Detection of spiking motifs of arbitrary length in neural activity using bounded synaptic delays

TL;DR

This paper introduces a novel neural network method for detecting arbitrary-length spiking motifs using bounded synaptic delays, improving recognition robustness in noisy, overlapping scenarios, with applications to neural coding and information retrieval.

Contribution

The authors propose a new approach for motif detection in spiking neural networks that overcomes bounded delay limitations by using sequential sub-motif detection with output neurons.

Findings

Achieves about 60% correct detection rate with ten simultaneous motifs.

Up to 80% detection accuracy with five motifs.

Effective recognition in noisy and overlapping motif scenarios.

Abstract

In the context of spiking neural networks, temporal coding of signals is increasingly preferred over the rate coding hypothesis due to its advantages in processing speed and energy efficiency. In temporal coding, synaptic delays are crucial for processing signals with precise spike timings, known as spiking motifs.
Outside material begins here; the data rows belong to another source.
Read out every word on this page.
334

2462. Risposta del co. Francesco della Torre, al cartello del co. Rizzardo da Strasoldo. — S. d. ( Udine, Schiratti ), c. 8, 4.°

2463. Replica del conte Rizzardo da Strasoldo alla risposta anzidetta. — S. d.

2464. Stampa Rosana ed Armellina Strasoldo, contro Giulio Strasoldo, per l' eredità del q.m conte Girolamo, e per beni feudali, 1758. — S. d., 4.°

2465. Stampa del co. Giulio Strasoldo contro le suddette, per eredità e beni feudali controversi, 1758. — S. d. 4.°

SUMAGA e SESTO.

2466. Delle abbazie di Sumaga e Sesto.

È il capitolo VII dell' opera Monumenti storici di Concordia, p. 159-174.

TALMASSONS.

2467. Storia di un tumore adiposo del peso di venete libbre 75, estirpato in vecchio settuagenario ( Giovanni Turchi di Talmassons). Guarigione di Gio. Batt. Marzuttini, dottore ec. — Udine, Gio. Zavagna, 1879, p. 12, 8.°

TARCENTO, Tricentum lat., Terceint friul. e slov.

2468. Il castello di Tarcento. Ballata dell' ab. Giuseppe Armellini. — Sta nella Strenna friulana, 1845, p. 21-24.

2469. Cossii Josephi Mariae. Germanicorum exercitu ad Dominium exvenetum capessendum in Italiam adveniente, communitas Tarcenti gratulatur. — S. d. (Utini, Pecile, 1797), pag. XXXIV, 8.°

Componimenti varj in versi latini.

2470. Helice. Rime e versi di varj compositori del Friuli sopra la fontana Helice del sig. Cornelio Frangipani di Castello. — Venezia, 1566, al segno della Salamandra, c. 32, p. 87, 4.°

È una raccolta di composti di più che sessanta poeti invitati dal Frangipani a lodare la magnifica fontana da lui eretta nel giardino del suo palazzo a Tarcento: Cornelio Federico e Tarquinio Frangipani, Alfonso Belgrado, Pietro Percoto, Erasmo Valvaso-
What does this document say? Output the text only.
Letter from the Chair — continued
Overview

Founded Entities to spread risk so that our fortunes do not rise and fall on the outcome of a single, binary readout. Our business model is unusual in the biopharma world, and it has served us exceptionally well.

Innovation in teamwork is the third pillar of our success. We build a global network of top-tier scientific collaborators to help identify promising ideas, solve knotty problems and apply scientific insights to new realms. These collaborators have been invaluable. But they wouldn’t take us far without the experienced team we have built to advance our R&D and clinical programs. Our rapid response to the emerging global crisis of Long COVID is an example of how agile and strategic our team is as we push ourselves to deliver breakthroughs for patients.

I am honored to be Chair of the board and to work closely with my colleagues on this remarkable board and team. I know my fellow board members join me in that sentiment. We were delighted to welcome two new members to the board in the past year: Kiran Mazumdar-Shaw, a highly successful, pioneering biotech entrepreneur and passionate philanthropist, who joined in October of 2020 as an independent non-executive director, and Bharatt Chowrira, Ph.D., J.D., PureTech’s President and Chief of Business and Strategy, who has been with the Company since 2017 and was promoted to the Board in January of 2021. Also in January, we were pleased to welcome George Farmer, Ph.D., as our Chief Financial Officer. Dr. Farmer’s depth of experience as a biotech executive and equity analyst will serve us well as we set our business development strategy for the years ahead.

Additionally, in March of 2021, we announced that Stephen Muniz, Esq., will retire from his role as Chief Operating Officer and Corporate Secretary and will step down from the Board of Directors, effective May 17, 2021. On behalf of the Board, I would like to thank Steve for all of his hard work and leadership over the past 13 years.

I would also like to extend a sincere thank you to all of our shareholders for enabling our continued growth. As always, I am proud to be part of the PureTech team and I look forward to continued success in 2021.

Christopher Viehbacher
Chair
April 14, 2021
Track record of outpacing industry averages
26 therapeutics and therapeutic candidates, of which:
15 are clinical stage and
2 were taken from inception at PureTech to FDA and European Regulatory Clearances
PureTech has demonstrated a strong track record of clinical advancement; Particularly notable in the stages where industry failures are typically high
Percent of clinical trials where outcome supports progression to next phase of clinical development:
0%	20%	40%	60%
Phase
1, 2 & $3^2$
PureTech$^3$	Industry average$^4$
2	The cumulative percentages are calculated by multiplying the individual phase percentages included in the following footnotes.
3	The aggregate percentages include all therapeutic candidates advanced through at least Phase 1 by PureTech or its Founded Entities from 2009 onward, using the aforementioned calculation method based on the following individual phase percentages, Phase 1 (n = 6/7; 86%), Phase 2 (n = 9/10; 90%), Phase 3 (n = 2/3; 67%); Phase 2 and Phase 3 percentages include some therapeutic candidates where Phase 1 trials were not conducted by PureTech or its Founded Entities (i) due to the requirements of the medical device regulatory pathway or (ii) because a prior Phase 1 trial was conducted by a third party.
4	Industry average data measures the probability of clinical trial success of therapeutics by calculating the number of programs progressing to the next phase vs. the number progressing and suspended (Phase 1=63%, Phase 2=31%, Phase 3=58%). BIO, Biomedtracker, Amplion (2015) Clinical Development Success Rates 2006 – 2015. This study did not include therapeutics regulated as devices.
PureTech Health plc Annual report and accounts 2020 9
Synaptic delays are however bounded in the brain and can thus be shorter than the duration of a motif. This prevents the use of motif recognition methods that consist of setting heterogeneous delays to synchronize the input spikes on a single output neuron acting as a coincidence detector. To address this issue, we developed a method to detect motifs of arbitrary length using a sequence of output neurons connected to input neurons by bounded synaptic delays. Each output neuron is associated with a sub-motif of bounded duration. A motif is recognized if all sub-motifs are sequentially detected by the output neurons. We simulated this network using leaky integrate-and-fire neurons and tested it on the Spiking Heidelberg Digits (SHD) database, that is, on audio data converted to spikes via a cochlear model, as well as on random simultaneous motifs. The results demonstrate that the network can effectively recognize motifs of arbitrary length extracted from the SHD database. Our method features a correct detection rate of about 60% in presence of ten simultaneous motifs from the SHD dataset and up to 80% for five motifs, showing the robustness of the network to noise. Results on random overlapping patterns show that the recognition of a single motif overlapping with other motifs is most effective for a large number of input neurons and sparser motifs. Our method provides a foundation for more general models for the storage and retrieval of neural information of arbitrary temporal lengths.